Académicos y representantes de instituciones internacionales relacionadas con la dieta mediterránea se reunieron en un congreso en la ciudad de Parma en noviembre de 2009 para desarrollar conjuntamente la nueva pirámide (ver imagen a continuación).

En general, es la única dieta que puede garantizar el equilibrio nutricional y una salud óptima.

¿Qué cambió en la nueva pirámide?

A pesar de que la dieta mediterránea ya representaba una dieta completa, se ha revisó sobre la base de un nuevo modelo de vida, que tiene en cuenta los cambios en los hábitos alimentarios y los últimos descubrimientos en el campo de la nutrición.

Uno de los puntos fue el tema de las grasas, ahora sabemos que no todas las grasas tienen los mismos valores nutricionales. Estas grasas, en la antigua pirámide, estaban situadas hacia el vértice, es decir, orientadas a un consumo semanal.

En su lugar, solamente las grasas saturadas (de origen animal, tales como mantequilla) mantienen esta posición, las grasas a base de plantas se colocan ahora hacia la parte inferior de la pirámide y pueden ser consumidas diariamente. Recuerda que las grasas vegetales son, por ejemplo, el aceite de oliva.

Otro argumento en cuestión era la diferencia entre los carbohidratos simples (frutas, verduras) y complejos (pan, patatas, pasta), que cuando se consume exageradamente no son la opción más adecuada para una dieta equilibrada.

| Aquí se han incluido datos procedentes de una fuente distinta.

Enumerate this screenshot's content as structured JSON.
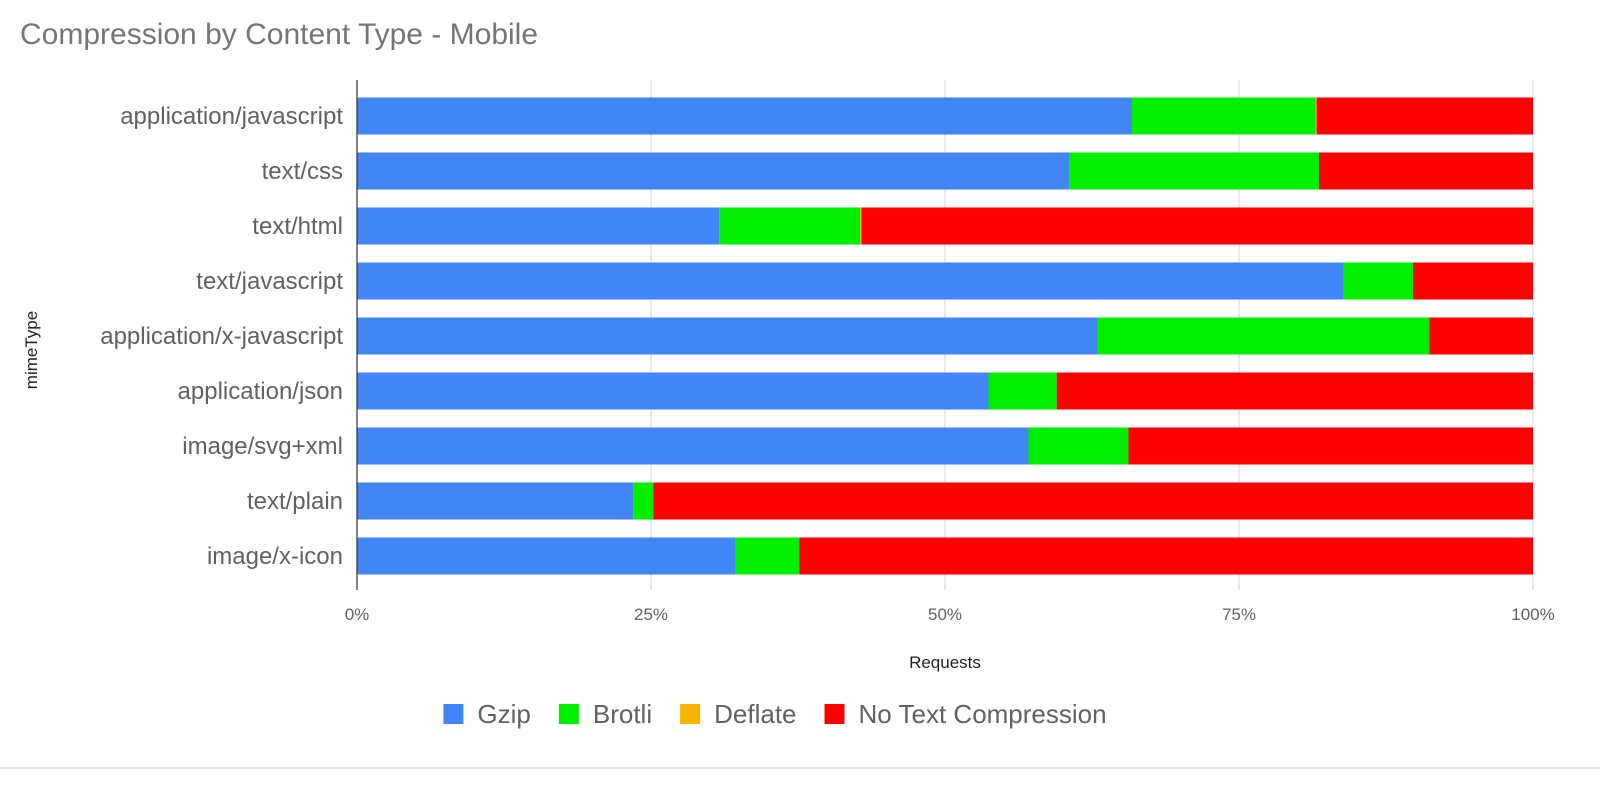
{
  "chart_data": {
    "type": "bar",
    "orientation": "horizontal",
    "stacked": "percent",
    "title": "Compression by Content Type - Mobile",
    "xlabel": "Requests",
    "ylabel": "mimeType",
    "xlim": [
      0,
      100
    ],
    "xticks": [
      "0%",
      "25%",
      "50%",
      "75%",
      "100%"
    ],
    "grid": true,
    "legend_position": "bottom",
    "categories": [
      "application/javascript",
      "text/css",
      "text/html",
      "text/javascript",
      "application/x-javascript",
      "application/json",
      "image/svg+xml",
      "text/plain",
      "image/x-icon"
    ],
    "series": [
      {
        "name": "Gzip",
        "color": "#4285f4",
        "values": [
          65.9,
          60.6,
          30.8,
          83.9,
          63.0,
          53.7,
          57.1,
          23.5,
          32.2
        ]
      },
      {
        "name": "Brotli",
        "color": "#00ee00",
        "values": [
          15.6,
          21.2,
          12.0,
          5.9,
          28.2,
          5.8,
          8.5,
          1.7,
          5.4
        ]
      },
      {
        "name": "Deflate",
        "color": "#f4b400",
        "values": [
          0.1,
          0.0,
          0.1,
          0.0,
          0.0,
          0.0,
          0.0,
          0.0,
          0.0
        ]
      },
      {
        "name": "No Text Compression",
        "color": "#ff0000",
        "values": [
          18.4,
          18.2,
          57.1,
          10.2,
          8.8,
          40.5,
          34.4,
          74.8,
          62.4
        ]
      }
    ]
  }
}
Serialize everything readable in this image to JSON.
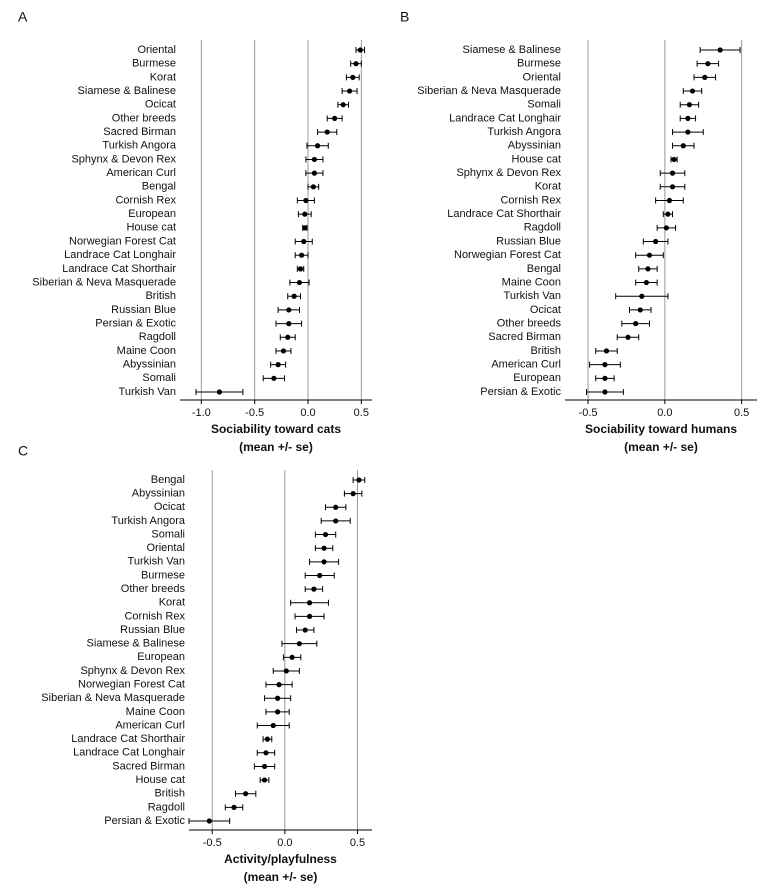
{
  "chart_data": [
    {
      "type": "dot",
      "panel_label": "A",
      "xlabel": "Sociability toward cats",
      "xlabel_sub": "(mean +/- se)",
      "categories": [
        "Oriental",
        "Burmese",
        "Korat",
        "Siamese & Balinese",
        "Ocicat",
        "Other breeds",
        "Sacred Birman",
        "Turkish Angora",
        "Sphynx & Devon Rex",
        "American Curl",
        "Bengal",
        "Cornish Rex",
        "European",
        "House cat",
        "Norwegian Forest Cat",
        "Landrace Cat Longhair",
        "Landrace Cat Shorthair",
        "Siberian & Neva Masquerade",
        "British",
        "Russian Blue",
        "Persian & Exotic",
        "Ragdoll",
        "Maine Coon",
        "Abyssinian",
        "Somali",
        "Turkish Van"
      ],
      "values": [
        0.49,
        0.45,
        0.42,
        0.39,
        0.33,
        0.25,
        0.18,
        0.09,
        0.06,
        0.06,
        0.05,
        -0.02,
        -0.03,
        -0.03,
        -0.04,
        -0.06,
        -0.07,
        -0.08,
        -0.13,
        -0.18,
        -0.18,
        -0.19,
        -0.23,
        -0.28,
        -0.32,
        -0.83
      ],
      "errors": [
        0.04,
        0.05,
        0.06,
        0.07,
        0.05,
        0.07,
        0.09,
        0.1,
        0.08,
        0.08,
        0.05,
        0.08,
        0.06,
        0.02,
        0.08,
        0.06,
        0.03,
        0.09,
        0.06,
        0.1,
        0.12,
        0.07,
        0.07,
        0.07,
        0.1,
        0.22
      ],
      "color": "#000000",
      "xlim": [
        -1.2,
        0.6
      ],
      "xticks": [
        {
          "value": -1,
          "label": "-1.0"
        },
        -0.5,
        {
          "value": 0,
          "label": "0.0"
        },
        0.5
      ],
      "grid": true
    },
    {
      "type": "dot",
      "panel_label": "B",
      "xlabel": "Sociability toward humans",
      "xlabel_sub": "(mean +/- se)",
      "categories": [
        "Siamese & Balinese",
        "Burmese",
        "Oriental",
        "Siberian & Neva Masquerade",
        "Somali",
        "Landrace Cat Longhair",
        "Turkish Angora",
        "Abyssinian",
        "House cat",
        "Sphynx & Devon Rex",
        "Korat",
        "Cornish Rex",
        "Landrace Cat Shorthair",
        "Ragdoll",
        "Russian Blue",
        "Norwegian Forest Cat",
        "Bengal",
        "Maine Coon",
        "Turkish Van",
        "Ocicat",
        "Other breeds",
        "Sacred Birman",
        "British",
        "American Curl",
        "European",
        "Persian & Exotic"
      ],
      "values": [
        0.36,
        0.28,
        0.26,
        0.18,
        0.16,
        0.15,
        0.15,
        0.12,
        0.06,
        0.05,
        0.05,
        0.03,
        0.02,
        0.01,
        -0.06,
        -0.1,
        -0.11,
        -0.12,
        -0.15,
        -0.16,
        -0.19,
        -0.24,
        -0.38,
        -0.39,
        -0.39,
        -0.39
      ],
      "errors": [
        0.13,
        0.07,
        0.07,
        0.06,
        0.06,
        0.05,
        0.1,
        0.07,
        0.02,
        0.08,
        0.08,
        0.09,
        0.03,
        0.06,
        0.08,
        0.09,
        0.06,
        0.07,
        0.17,
        0.07,
        0.09,
        0.07,
        0.07,
        0.1,
        0.06,
        0.12
      ],
      "color": "#000000",
      "xlim": [
        -0.65,
        0.6
      ],
      "xticks": [
        -0.5,
        {
          "value": 0,
          "label": "0.0"
        },
        0.5
      ],
      "grid": true
    },
    {
      "type": "dot",
      "panel_label": "C",
      "xlabel": "Activity/playfulness",
      "xlabel_sub": "(mean +/- se)",
      "categories": [
        "Bengal",
        "Abyssinian",
        "Ocicat",
        "Turkish Angora",
        "Somali",
        "Oriental",
        "Turkish Van",
        "Burmese",
        "Other breeds",
        "Korat",
        "Cornish Rex",
        "Russian Blue",
        "Siamese & Balinese",
        "European",
        "Sphynx & Devon Rex",
        "Norwegian Forest Cat",
        "Siberian & Neva Masquerade",
        "Maine Coon",
        "American Curl",
        "Landrace Cat Shorthair",
        "Landrace Cat Longhair",
        "Sacred Birman",
        "House cat",
        "British",
        "Ragdoll",
        "Persian & Exotic"
      ],
      "values": [
        0.51,
        0.47,
        0.35,
        0.35,
        0.28,
        0.27,
        0.27,
        0.24,
        0.2,
        0.17,
        0.17,
        0.14,
        0.1,
        0.05,
        0.01,
        -0.04,
        -0.05,
        -0.05,
        -0.08,
        -0.12,
        -0.13,
        -0.14,
        -0.14,
        -0.27,
        -0.35,
        -0.52
      ],
      "errors": [
        0.04,
        0.06,
        0.07,
        0.1,
        0.07,
        0.06,
        0.1,
        0.1,
        0.06,
        0.13,
        0.1,
        0.06,
        0.12,
        0.06,
        0.09,
        0.09,
        0.09,
        0.08,
        0.11,
        0.03,
        0.06,
        0.07,
        0.03,
        0.07,
        0.06,
        0.14
      ],
      "color": "#000000",
      "xlim": [
        -0.66,
        0.6
      ],
      "xticks": [
        -0.5,
        {
          "value": 0,
          "label": "0.0"
        },
        0.5
      ],
      "grid": true
    }
  ]
}
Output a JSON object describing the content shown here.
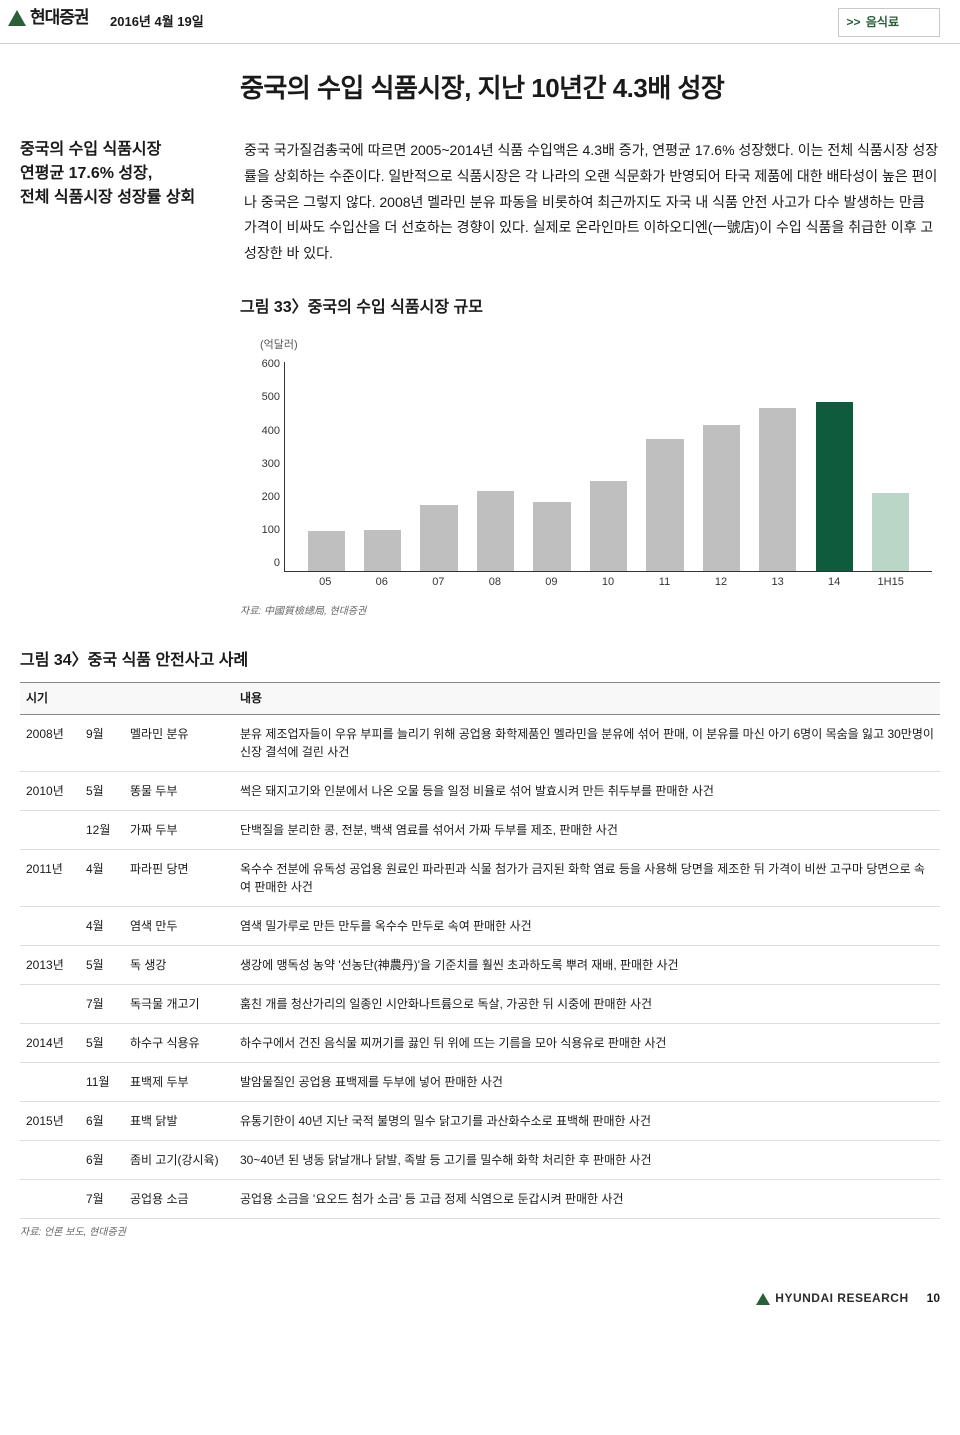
{
  "header": {
    "brand": "현대증권",
    "date": "2016년 4월 19일",
    "breadcrumb": "음식료"
  },
  "title": "중국의 수입 식품시장, 지난 10년간 4.3배 성장",
  "side_summary": [
    "중국의 수입 식품시장",
    "연평균 17.6% 성장,",
    "전체 식품시장 성장률 상회"
  ],
  "body_text": "중국 국가질검총국에 따르면 2005~2014년 식품 수입액은 4.3배 증가, 연평균 17.6% 성장했다. 이는 전체 식품시장 성장률을 상회하는 수준이다. 일반적으로 식품시장은 각 나라의 오랜 식문화가 반영되어 타국 제품에 대한 배타성이 높은 편이나 중국은 그렇지 않다. 2008년 멜라민 분유 파동을 비롯하여 최근까지도 자국 내 식품 안전 사고가 다수 발생하는 만큼 가격이 비싸도 수입산을 더 선호하는 경향이 있다. 실제로 온라인마트 이하오디엔(一號店)이 수입 식품을 취급한 이후 고성장한 바 있다.",
  "fig33": {
    "title": "그림 33〉중국의 수입 식품시장 규모",
    "unit": "(억달러)",
    "type": "bar",
    "categories": [
      "05",
      "06",
      "07",
      "08",
      "09",
      "10",
      "11",
      "12",
      "13",
      "14",
      "1H15"
    ],
    "ymax": 600,
    "ytick_labels": [
      "600",
      "500",
      "400",
      "300",
      "200",
      "100",
      "0"
    ],
    "values": [
      115,
      120,
      190,
      230,
      200,
      260,
      380,
      420,
      470,
      485,
      225
    ],
    "bar_colors": [
      "#bfbfbf",
      "#bfbfbf",
      "#bfbfbf",
      "#bfbfbf",
      "#bfbfbf",
      "#bfbfbf",
      "#bfbfbf",
      "#bfbfbf",
      "#bfbfbf",
      "#0e5b3e",
      "#b9d6c7"
    ],
    "axis_color": "#333333",
    "source": "자료: 中國質檢總局, 현대증권"
  },
  "fig34": {
    "title": "그림 34〉중국 식품 안전사고 사례",
    "columns": [
      "시기",
      "",
      "",
      "내용"
    ],
    "rows": [
      {
        "group": true,
        "year": "2008년",
        "month": "9월",
        "item": "멜라민 분유",
        "desc": "분유 제조업자들이 우유 부피를 늘리기 위해 공업용 화학제품인 멜라민을 분유에 섞어 판매, 이 분유를 마신 아기 6명이 목숨을 잃고 30만명이 신장 결석에 걸린 사건"
      },
      {
        "group": true,
        "year": "2010년",
        "month": "5월",
        "item": "똥물 두부",
        "desc": "썩은 돼지고기와 인분에서 나온 오물 등을 일정 비율로 섞어 발효시켜 만든 취두부를 판매한 사건"
      },
      {
        "group": false,
        "year": "",
        "month": "12월",
        "item": "가짜 두부",
        "desc": "단백질을 분리한 콩, 전분, 백색 염료를 섞어서 가짜 두부를 제조, 판매한 사건"
      },
      {
        "group": true,
        "year": "2011년",
        "month": "4월",
        "item": "파라핀 당면",
        "desc": "옥수수 전분에 유독성 공업용 원료인 파라핀과 식물 첨가가 금지된 화학 염료 등을 사용해 당면을 제조한 뒤 가격이 비싼 고구마 당면으로 속여 판매한 사건"
      },
      {
        "group": false,
        "year": "",
        "month": "4월",
        "item": "염색 만두",
        "desc": "염색 밀가루로 만든 만두를 옥수수 만두로 속여 판매한 사건"
      },
      {
        "group": true,
        "year": "2013년",
        "month": "5월",
        "item": "독 생강",
        "desc": "생강에 맹독성 농약 '선농단(神農丹)'을 기준치를 훨씬 초과하도록 뿌려 재배, 판매한 사건"
      },
      {
        "group": false,
        "year": "",
        "month": "7월",
        "item": "독극물 개고기",
        "desc": "훔친 개를 청산가리의 일종인 시안화나트륨으로 독살, 가공한 뒤 시중에 판매한 사건"
      },
      {
        "group": true,
        "year": "2014년",
        "month": "5월",
        "item": "하수구 식용유",
        "desc": "하수구에서 건진 음식물 찌꺼기를 끓인 뒤 위에 뜨는 기름을 모아 식용유로 판매한 사건"
      },
      {
        "group": false,
        "year": "",
        "month": "11월",
        "item": "표백제 두부",
        "desc": "발암물질인 공업용 표백제를 두부에 넣어 판매한 사건"
      },
      {
        "group": true,
        "year": "2015년",
        "month": "6월",
        "item": "표백 닭발",
        "desc": "유통기한이 40년 지난 국적 불명의 밀수 닭고기를 과산화수소로 표백해 판매한 사건"
      },
      {
        "group": false,
        "year": "",
        "month": "6월",
        "item": "좀비 고기(강시육)",
        "desc": "30~40년 된 냉동 닭날개나 닭발, 족발 등 고기를 밀수해 화학 처리한 후 판매한 사건"
      },
      {
        "group": false,
        "year": "",
        "month": "7월",
        "item": "공업용 소금",
        "desc": "공업용 소금을 '요오드 첨가 소금' 등 고급 정제 식염으로 둔갑시켜 판매한 사건"
      }
    ],
    "source": "자료: 언론 보도, 현대증권"
  },
  "footer": {
    "brand": "HYUNDAI RESEARCH",
    "page": "10"
  }
}
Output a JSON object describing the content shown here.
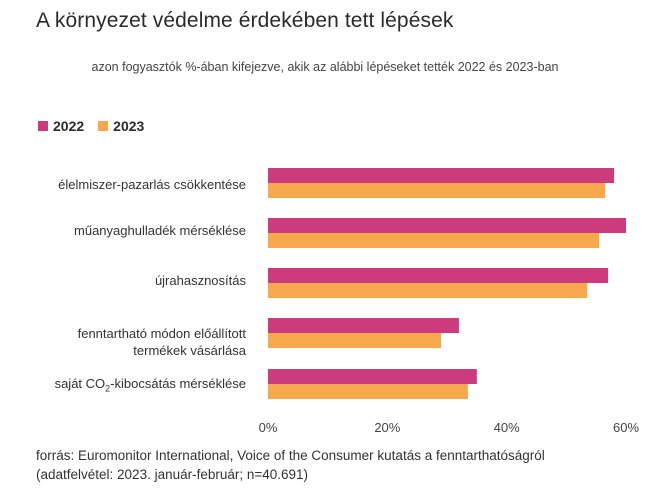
{
  "title": "A környezet védelme érdekében tett lépések",
  "subtitle": "azon fogyasztók %-ában kifejezve, akik az alábbi lépéseket tették 2022 és 2023-ban",
  "colors": {
    "series_2022": "#cc3b7b",
    "series_2023": "#f7a84c"
  },
  "source_line1": "forrás: Euromonitor International, Voice of the Consumer kutatás a fenntarthatóságról",
  "source_line2": "(adatfelvétel: 2023. január-február; n=40.691)",
  "chart_data": {
    "type": "bar",
    "orientation": "horizontal",
    "categories": [
      "élelmiszer-pazarlás csökkentése",
      "műanyaghulladék mérséklése",
      "újrahasznosítás",
      "fenntartható módon előállított termékek vásárlása",
      "saját CO₂-kibocsátás mérséklése"
    ],
    "series": [
      {
        "name": "2022",
        "values": [
          58,
          60,
          57,
          32,
          35
        ]
      },
      {
        "name": "2023",
        "values": [
          56.5,
          55.5,
          53.5,
          29,
          33.5
        ]
      }
    ],
    "xlim": [
      0,
      60
    ],
    "xticks": [
      "0%",
      "20%",
      "40%",
      "60%"
    ],
    "legend": "top-left",
    "grid": false
  }
}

Sabemos que no todos los carbohidratos tienen el mismo valor nutricional, la diferencia entre estos se debe a su diferente propensión a liberar glucosa en la sangre (aumento de la insulina) que causa la acumulación de grasa en el cuerpo.

Es importante recordar que los carbohidratos son esenciales en nuestra dieta, ya que son responsables de la generación de energía para nuestro cuerpo. La nueva pirámide tiene un consumo moderado de hidratos de carbono complejos, dándole preferencia a los integrales.

El nuevo modelo de la nueva pirámide proporciona:

  1. Bajo consumo de carne y muchas verduras;
  2. Menos granos y derivados refinados, y más alimentos con un índice glucémico bajo (cereales integrales);
  3. Uso de las grasas “buenas” (aceite de oliva, pescados, frutos secos como las nueces, almendras, avellanas …);
  4. El uso de especias y hierbas, en lugar de sal;
  5. Dar preferencia a las comidas pequeñas y sencillas durante el día;
  6. Variedad de alimentos durante la semana;
  7. Al menos un litro y medio de agua al día. Beber con frecuencia y en pequeñas cantidades. Evitar los refrescos y bebidas dulces;
  8. Consumo de dulces con moderación (dos veces por semana).